BRAZIL’s economy is seen growing at just 2 % this year (↓), below the 2.7 % last year and below the 4 % target set by the government in January. For some economists Brazil has to return to a reform agenda.
They are complaining about the tax burden and infrastructure and a government that seems to argue that the big problem is a lack of demand. There is not a lack of demand, but more of an issue of supply to meet that demand. There is a frustrated growth.
Brazil’s Gov (President ROUSSEFF will launch the initiative personally) is set to launch the first in a series of measures that could inject up to $50bn into the economy over the next 5 years.
The first part of the plan includes:
- privatising about 14,000 Km of railways and roads.
- privatisation of ports, lower energy costs and incentives for industry will soon follow.
“The Gov realized that Privatizations are a way to boost investment”
says Felipe Salto, an economist at Tendencias, a leading consulting firm in Brazil.
The package is designed to boost what have been disappointing growth levels.
Prior to these measures, the Gov had been counting mainly on rising levels of domestic consumption – fuelled by credit growth and rising income among poor Brazilians – alongside investments by state companies. Although the previous strategy had helped BRAZIL become the 6th largest economy in the world in 2011, overtaking BRITAIN, the Gov has not been able to maintain high growth rates.

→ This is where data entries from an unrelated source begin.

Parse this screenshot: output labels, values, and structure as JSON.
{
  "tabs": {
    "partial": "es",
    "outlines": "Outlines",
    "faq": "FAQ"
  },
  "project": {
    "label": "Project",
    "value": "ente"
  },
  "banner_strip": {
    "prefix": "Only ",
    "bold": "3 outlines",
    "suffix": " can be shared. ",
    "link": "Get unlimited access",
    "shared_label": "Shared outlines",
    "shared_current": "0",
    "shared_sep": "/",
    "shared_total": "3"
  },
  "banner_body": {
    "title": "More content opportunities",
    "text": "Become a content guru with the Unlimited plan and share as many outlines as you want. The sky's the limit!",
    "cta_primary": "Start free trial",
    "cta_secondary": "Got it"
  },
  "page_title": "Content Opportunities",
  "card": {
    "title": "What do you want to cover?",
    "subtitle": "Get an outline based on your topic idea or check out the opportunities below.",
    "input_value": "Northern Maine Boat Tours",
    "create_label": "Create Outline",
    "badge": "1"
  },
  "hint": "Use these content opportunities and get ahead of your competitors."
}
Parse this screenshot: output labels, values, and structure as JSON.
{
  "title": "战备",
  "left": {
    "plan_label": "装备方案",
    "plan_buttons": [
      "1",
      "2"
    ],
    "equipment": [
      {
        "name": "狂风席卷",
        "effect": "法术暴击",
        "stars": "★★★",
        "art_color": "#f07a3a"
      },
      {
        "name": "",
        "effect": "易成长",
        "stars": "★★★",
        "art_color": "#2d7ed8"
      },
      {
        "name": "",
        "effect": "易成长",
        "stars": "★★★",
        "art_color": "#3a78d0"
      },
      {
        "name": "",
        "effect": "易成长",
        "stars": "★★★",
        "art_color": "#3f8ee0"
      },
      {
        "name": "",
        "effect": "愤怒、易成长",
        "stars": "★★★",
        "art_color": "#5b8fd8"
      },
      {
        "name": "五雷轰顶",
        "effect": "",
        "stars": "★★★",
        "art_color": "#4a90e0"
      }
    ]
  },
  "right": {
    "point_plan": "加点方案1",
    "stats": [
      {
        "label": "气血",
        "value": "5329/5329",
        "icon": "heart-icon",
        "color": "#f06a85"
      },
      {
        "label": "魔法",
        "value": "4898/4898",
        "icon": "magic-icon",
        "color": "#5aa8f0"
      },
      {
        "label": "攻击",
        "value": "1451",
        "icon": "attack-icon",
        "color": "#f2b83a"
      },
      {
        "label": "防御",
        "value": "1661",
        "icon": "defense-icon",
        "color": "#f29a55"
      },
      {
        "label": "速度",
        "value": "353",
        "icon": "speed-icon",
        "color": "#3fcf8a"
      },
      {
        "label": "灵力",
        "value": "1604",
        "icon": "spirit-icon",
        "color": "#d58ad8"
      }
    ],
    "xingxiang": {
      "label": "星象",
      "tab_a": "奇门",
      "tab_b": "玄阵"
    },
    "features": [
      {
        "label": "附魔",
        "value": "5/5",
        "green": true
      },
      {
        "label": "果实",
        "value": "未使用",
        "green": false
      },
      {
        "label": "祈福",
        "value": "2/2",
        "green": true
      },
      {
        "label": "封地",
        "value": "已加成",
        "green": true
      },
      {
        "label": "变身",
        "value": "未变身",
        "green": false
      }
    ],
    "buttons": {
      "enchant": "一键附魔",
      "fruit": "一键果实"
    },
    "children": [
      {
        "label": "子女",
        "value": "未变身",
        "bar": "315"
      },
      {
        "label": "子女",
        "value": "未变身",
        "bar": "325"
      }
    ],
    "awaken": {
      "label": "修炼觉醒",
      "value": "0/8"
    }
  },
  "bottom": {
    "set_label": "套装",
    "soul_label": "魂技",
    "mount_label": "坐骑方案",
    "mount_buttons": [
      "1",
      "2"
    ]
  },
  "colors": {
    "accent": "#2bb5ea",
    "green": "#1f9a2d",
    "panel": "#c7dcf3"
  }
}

The recent weak growth has been attributed mainly to ↑ debt rates among the population and the global downturn, which reduced demand for Brazilian products:
- Expensive energy,
- poor infrastructure
- and increasing labour costs
Now the Gov will increase the role played by private investors, who were seen to have lost ground during the Gov of Luiz Inacio LULA da Silva, Brazil’s president from 2003-2010. Ms Matos (economist, professor at Getulio Vargas Foundation) believes the new package will tackle some key economic problems, but says Brazil faces other serious issues such as increased public spending and an inefficient tax system. Without reforms in these areas, she says, the country’s economy will remain vulnerable.